Chemotherapy and cancer
I’m no Pollyanna, as I’m sure regular readers realize. You just have to read my posts over the years about screening for cancer or how little better newer drugs seem to be than old drugs used to treat cancer to see that. I realize that chemotherapy is imperfect and doesn’t work well for a lot of cancers. Many of the drugs cause bad side effects, and, as I’ve explained before, in the adjuvant setting you have to treat a lot of patients to benefit relatively few. I also realize that chemotherapy is sometimes oversold. At the same time, I also know that now is the best time there has ever been for treating cancer with drugs. Targeted agents allow us to attack more precisely the molecular derangements driving cancer growth with lower toxicity. Molecular profiling is paving the way for precision medicine, in which someday (or so we hope) we will be able to target treatments to the specific abnormalities in a specific patient’s tumor.
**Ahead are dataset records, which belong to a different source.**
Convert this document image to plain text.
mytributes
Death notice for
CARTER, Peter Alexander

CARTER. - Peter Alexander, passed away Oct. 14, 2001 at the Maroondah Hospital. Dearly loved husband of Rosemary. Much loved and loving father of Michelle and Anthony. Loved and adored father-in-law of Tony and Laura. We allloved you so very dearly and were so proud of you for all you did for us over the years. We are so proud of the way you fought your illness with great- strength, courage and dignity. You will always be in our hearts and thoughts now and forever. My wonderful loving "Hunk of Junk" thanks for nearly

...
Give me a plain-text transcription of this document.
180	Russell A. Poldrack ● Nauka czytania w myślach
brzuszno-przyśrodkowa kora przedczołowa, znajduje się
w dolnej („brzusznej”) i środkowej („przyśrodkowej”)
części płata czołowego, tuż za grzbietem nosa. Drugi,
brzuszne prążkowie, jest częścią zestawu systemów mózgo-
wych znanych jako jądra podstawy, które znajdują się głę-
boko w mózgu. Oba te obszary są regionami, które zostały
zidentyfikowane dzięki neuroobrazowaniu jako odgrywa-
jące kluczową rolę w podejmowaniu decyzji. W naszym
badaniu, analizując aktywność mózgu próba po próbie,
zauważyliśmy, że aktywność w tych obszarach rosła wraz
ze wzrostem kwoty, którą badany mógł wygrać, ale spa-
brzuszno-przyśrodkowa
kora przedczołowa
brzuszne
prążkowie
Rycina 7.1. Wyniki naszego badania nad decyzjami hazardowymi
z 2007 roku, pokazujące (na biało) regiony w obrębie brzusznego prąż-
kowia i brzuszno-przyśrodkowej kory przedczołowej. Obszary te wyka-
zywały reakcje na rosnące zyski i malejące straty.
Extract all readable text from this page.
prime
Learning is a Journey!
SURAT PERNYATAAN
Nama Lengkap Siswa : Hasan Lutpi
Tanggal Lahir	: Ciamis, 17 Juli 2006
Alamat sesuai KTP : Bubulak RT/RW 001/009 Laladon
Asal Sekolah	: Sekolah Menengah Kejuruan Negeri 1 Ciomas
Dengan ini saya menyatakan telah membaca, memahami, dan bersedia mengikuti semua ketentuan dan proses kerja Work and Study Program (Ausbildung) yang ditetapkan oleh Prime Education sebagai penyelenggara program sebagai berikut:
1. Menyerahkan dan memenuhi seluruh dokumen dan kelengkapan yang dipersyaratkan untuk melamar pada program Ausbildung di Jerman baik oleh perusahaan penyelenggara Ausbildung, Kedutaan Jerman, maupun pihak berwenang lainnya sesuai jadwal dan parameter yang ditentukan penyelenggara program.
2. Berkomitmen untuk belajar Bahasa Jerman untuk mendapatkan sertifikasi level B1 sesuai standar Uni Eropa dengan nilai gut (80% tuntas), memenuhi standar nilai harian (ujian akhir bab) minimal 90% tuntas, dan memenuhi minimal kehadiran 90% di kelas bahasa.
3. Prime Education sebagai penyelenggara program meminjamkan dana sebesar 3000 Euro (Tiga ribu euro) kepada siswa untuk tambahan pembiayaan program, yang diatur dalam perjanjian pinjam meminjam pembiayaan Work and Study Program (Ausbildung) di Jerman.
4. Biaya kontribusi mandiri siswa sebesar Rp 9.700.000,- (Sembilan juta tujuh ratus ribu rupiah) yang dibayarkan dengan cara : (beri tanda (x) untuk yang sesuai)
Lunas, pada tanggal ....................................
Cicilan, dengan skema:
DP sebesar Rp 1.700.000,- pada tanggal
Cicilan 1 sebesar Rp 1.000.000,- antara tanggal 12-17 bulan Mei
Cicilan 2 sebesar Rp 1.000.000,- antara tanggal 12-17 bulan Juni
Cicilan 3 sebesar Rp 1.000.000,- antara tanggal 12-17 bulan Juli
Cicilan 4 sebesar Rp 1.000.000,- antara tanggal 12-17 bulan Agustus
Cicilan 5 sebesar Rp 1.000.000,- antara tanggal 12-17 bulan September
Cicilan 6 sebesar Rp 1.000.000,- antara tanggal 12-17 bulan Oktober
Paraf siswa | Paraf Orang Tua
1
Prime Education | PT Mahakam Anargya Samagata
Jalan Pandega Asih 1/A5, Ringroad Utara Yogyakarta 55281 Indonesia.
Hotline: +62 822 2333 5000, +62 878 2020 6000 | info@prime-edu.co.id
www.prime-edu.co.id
Certainly, I have no illusion of how difficult this is to accomplish, but I do believe that over time we will find ways to do it.
It’s helpful to look at the scope of advances over the last 100 years or so, as provided in these helpful diagrams in DeVita’s article:
As slow as it seems to those of us living it, cancer research has produced a lot of breakthroughs. Those who wonder why we haven’t cured “cancer” yet should read earlier posts I’ve written on the topic. Cancer is hard. Real hard. It is also hundreds of diseases, not some monolithic disease, just as chemotherapy is dozens of drugs and hundreds of drug combinations, not some monolithic mythical “chemotherapy.” It is not reasonable to expect that a span of a mere few decades or even a century is enough to cure all cancer. We have, however, brought the cure of several cancers within reach and do actually cure many cancers. Also, contrary to popular belief, the death rate from cancer is decreasing. In the US, it’s been decreasing for nearly the last 25 years, as shown in this graph from the most recent American Cancer Society statistics:
Note that this is happening even as the age-adjusted incidence of cancer is remaining steady or slightly increasing. Fewer and fewer people with cancer die of their disease. I realize that this is no consolation to anyone who has lost loved ones to the disease (as I have), but it does give hope for the future.
And, yes, promoters of alternative cancer cures can deny it all they like, but chemotherapy is indeed a major part of the reason for better outcomes and more hope in cancer. “Cut, poison, burn”? Well, yes. Unfortunately, that’s what works, including the “poison” part. Until we find something that works without as much morbidity, “cut, poison, burn” will have to do.
That reminds me. I really need to review the movie of the same title.